Mereka yang salah itu dihukum dan mereka yang benar itu diberi rewards. Seperti hakim di atas, pemimpin bisa saja bagi-bagi, asalkan itu amanat publik dan harus siap kerja keras. Bagi-bagi cukup menjadi perangsang untuk kerja-keras, bukan strategi utama survival. Seorang pemimpim tidak takut dibenci dan tidak taku tidak dipilih saat pilkada karena tidak bagi-bagi. Jika tidak kegagalan itu sdh pasti.
Ada yg mengatakan bahwa pejabat yang gagal adalah yang mencoba menyenangkan semua orang. Pejabat ini tidak punya arah, ia terombang-ambing bagaikan sebongkah kayu kering di tengah lautan. Tidak jelas target/sasaran yang hendak ia capai.Demikian juga dengan kekuasaan, mereka yang sudah gagal adalah yang mencoba meraih kekuasaan dengan membanjiri pemilih dengan bagi-bagi.
Faktanya, saat kampanye, banyak politisi yang suka pura-pura. Pura-pura membenarkan kesalahan masyarakat demi pesta suara saat pilkada namun kemudian dengan tega menistai janji sendiri. Yang lebih jahat lagi adalah pejabat yang memberi janji surga tanpa memahami kemampuan dia (baca: APBN/D dan regulasi) untuk memenuhi janjinya.
Mereka ini bukan pemimpin, entalah apa nama yang tepat untuk mereka. Mungkin bisa disapa pemimpi, kalau sapaan pemimpin penyogok terlalu kasar. Mereka inilah politisi yang bisanya bagi-bagi; bagi-bagi jabatan, bagi-bagi proyek dan bagi-bagi fasilitas publik lainnya. Mereka bukan pemimpin yang percaya bahwa diujung rotan ada emas'.

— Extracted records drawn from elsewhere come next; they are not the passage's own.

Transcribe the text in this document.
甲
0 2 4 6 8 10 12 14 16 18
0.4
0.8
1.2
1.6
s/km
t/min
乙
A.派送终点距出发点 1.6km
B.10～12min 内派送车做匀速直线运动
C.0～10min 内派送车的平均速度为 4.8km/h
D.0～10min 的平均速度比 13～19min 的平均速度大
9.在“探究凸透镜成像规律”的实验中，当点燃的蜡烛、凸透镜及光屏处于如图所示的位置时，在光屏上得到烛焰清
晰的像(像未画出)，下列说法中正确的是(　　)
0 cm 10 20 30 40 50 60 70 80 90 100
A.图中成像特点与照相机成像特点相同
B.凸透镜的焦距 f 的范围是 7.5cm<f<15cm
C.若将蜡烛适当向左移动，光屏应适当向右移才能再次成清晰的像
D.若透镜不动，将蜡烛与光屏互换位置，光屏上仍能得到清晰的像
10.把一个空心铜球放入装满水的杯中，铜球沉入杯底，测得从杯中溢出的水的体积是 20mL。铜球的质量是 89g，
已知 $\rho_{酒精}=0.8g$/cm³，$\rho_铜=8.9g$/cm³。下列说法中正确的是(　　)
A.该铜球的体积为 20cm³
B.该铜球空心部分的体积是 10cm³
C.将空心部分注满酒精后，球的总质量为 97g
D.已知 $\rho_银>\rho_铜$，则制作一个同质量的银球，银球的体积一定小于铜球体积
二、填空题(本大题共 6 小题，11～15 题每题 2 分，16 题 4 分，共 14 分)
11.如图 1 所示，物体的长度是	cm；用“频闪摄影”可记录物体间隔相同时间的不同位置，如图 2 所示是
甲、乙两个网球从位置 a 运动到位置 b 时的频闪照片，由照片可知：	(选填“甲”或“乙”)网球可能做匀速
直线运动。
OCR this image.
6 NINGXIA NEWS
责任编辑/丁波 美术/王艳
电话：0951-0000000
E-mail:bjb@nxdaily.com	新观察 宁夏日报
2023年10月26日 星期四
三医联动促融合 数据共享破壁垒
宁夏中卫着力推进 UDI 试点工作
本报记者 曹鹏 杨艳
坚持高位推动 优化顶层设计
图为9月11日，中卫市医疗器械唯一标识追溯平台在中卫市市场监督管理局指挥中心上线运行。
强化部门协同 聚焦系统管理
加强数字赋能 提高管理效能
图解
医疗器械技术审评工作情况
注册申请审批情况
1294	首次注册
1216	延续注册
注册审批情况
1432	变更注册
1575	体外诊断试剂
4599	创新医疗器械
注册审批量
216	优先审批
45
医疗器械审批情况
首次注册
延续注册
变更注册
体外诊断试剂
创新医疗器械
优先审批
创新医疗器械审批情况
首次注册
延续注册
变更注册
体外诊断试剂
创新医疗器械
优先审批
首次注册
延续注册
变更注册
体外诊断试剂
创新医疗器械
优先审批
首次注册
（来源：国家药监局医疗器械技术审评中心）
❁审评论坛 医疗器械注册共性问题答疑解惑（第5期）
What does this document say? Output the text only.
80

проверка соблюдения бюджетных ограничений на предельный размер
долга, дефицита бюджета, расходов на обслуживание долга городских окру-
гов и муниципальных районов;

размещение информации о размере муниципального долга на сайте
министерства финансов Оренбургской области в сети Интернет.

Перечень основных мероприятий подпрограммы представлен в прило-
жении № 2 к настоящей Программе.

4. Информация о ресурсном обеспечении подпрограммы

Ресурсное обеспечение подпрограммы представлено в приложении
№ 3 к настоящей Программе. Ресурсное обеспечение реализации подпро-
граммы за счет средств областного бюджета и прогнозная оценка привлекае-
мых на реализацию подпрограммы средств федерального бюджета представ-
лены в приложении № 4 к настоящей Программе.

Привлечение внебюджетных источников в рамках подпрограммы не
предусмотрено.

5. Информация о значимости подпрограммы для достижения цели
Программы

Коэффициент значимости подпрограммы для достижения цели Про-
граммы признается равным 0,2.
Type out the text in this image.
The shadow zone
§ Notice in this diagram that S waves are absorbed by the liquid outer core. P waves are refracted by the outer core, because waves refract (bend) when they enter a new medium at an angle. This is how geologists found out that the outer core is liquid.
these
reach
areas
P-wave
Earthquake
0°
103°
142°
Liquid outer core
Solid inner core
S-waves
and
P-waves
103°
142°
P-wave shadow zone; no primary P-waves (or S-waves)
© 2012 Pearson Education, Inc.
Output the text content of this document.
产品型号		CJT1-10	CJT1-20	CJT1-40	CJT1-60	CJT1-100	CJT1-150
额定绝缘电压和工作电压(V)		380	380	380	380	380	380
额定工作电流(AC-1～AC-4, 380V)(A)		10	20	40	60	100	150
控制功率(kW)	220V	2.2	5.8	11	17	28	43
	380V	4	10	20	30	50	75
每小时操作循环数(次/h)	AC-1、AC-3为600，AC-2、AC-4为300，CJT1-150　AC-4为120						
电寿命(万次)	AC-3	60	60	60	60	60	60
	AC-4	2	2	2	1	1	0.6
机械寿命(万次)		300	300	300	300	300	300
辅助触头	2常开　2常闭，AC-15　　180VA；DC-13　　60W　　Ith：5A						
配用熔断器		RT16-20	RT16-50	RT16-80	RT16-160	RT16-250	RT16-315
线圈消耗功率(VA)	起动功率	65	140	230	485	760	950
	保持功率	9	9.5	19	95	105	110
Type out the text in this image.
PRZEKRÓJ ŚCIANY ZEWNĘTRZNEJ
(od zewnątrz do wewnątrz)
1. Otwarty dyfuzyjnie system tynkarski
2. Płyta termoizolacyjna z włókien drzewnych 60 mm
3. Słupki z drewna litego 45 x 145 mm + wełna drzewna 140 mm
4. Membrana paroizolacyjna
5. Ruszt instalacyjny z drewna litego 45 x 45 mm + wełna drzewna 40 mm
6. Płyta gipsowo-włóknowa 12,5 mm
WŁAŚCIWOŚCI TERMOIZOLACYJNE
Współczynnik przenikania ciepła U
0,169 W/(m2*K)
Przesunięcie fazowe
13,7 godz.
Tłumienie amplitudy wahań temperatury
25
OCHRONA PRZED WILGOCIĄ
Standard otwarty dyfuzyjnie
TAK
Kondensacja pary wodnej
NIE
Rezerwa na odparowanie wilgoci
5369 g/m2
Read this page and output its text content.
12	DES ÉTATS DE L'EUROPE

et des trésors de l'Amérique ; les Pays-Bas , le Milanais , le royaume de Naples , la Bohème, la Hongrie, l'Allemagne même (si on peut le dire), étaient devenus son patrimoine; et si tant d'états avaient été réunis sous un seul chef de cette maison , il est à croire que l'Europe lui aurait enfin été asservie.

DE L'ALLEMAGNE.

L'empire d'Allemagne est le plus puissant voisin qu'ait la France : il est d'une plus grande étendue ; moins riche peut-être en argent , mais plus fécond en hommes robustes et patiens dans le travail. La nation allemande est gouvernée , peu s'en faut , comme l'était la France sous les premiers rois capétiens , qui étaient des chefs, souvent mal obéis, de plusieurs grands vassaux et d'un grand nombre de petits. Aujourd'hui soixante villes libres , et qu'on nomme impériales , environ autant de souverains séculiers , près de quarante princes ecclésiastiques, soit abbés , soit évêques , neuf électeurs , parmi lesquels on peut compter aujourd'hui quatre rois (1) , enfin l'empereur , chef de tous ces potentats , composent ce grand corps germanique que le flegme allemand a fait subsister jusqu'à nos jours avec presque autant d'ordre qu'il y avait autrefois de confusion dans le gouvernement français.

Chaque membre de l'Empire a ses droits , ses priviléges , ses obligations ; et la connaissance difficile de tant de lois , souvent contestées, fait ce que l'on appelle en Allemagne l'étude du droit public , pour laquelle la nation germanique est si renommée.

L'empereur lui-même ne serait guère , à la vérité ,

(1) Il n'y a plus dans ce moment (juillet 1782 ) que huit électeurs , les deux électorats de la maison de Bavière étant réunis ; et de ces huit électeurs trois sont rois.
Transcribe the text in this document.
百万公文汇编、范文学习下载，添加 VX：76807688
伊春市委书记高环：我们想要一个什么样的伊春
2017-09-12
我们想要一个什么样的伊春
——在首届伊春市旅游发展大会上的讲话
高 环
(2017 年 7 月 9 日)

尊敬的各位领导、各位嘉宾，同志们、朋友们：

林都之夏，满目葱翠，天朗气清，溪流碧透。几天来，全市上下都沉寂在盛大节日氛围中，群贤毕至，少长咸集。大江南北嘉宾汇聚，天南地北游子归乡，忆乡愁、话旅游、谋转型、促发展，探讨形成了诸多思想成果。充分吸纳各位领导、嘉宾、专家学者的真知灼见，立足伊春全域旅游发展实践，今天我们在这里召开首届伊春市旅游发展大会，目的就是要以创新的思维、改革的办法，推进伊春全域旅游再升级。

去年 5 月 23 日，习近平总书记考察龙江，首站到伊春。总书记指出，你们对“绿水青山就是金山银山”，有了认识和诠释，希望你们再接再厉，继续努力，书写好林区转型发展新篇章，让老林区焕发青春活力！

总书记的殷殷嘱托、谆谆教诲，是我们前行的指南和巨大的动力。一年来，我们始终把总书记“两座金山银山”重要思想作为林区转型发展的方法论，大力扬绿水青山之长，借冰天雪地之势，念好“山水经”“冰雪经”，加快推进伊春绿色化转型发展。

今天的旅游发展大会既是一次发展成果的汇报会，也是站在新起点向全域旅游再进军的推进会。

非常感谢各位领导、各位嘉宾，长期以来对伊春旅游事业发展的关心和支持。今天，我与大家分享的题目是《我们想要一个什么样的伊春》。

Pejabat bagi-bagi itu tipe politisi instant yang 'tidak mau sakit terlebihi dulu agar bisa senang kemudian'. Silakan ditelurusi, bisa jadi mereka ini kaya karena mewarisi harta orangtua yang berlimpah tanpa kerja keras atau kaya karena bisnis yang tidak jelas ujung-pangkalnya. Maka wajar kalau kerja keras bukan nilai mereka.
Fokus sekarang adalah menciptakan imgae baik demi jabatan. Sehingga mereka akan fight by hook or crook alias menghalalkan segala cara. Jabatan melahirkan pejabat machiavellians: pejabat yang kelihatan baik tapi sebetulnya tidak. Karena yang mereka bagi-bagi saat berkuasa itu adalah sumber daya publik, bukan milik pribadi. Itu adalah uang (baca pajak) rakyat yang dibagi-bagi seakan-akan itu pemberiannya.